Learning Sign Languages with Limited Supervision and Semantic Representations
Özet
Sign languages evolve and change over time, much like spoken languages. It is impractical to annotate the signs of a sign language for supervised learning. Scalable recognition modalities are needed for SLR especially for those signs that have very few or even none annotated examples. In this thesis, we tackle three novel problems that involve limited supervision for sign language recognition. These are zero-shot sign language recognition (ZSSLR), generalized zero-shot sign language recognition (GZSSLR), and few-shot sign language recognition.
The idea in ZSSLR is to use models learned over the seen sign classes to recognize instances of unseen sign classes. In GZSSLR, the learned model is evaluated not only on unseen sign classes but also on seen sign classes. In this context, freely available textual and attribute sign descriptions from sign language descriptions are used as semantic class representations for knowledge transfer. We have processed textual and attribute data and we have collected those auxiliary information for sign language signs. In this thesis, we have provided three benchmark datasets with their supporting text and attribute descriptions to address the challenge for these two innovative problem scenarios in depth.
In order to address (G)ZSSLR task, we propose two methods that construct spatio-temporal models of body and hand regions.
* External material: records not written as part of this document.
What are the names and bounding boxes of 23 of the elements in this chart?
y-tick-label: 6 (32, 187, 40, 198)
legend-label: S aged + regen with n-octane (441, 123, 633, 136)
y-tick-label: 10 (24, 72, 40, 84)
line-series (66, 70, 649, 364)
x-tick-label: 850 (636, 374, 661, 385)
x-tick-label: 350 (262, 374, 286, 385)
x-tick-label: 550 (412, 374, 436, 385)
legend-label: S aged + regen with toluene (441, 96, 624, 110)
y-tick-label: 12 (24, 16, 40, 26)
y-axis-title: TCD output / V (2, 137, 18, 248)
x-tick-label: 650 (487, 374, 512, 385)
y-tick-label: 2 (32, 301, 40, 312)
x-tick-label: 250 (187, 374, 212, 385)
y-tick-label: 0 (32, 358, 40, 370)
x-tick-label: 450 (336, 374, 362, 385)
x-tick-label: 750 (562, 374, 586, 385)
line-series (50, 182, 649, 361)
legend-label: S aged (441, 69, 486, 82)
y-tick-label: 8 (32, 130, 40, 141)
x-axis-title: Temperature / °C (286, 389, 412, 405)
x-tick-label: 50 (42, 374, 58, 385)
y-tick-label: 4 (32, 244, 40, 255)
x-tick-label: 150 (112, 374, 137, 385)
The feature construction process consists of two steps: (i) a pre-trained three-dimensional convolutional neural network is used for extraction to capture short-term dynamics with short video snippets of a sign video, (ii) longer-term dynamics are captured using these features with recurrent neural networks. We show that text and attribute-based class definitions, together with the spatio-temporal models of body and hand, provide effective information for recognizing of previously unseen sign classes inside a zero-shot learning framework.
We additionally propose two techniques to investigate the impact of binary attributes on correct and incorrect zero-shot predicti ons. A flip difference operator is defined to estimate the impact of each attribute on classification. We hope that the methods and datasets presented in this thesis will serve as a foundation for ongoing research on zero-shot learning in sign language recognition.
In addition, we approach the problem of data scarcity of sign language recognition from different perspective: few-shot meta learning, where the goal is to recognize novel sign classes, each of which has only a few labeled class samples. This is the case when some sign classes have more annotated samples than others due to their widespread use in daily life. Our approach is to generalize a model from sub-tasks by training a model with the task specific data in a supervised learning manner to recognize novel sign classes, which in turn contain few related ground-truth annotated examples.
Our experimental results over all these three tasks and detailed analysis show that the proposed methods are effective in recognizing both seen and also unseen sign class examples. We anticipate that the presented methods and datasets will serve as a foundation for further research in scalable sign language recognition.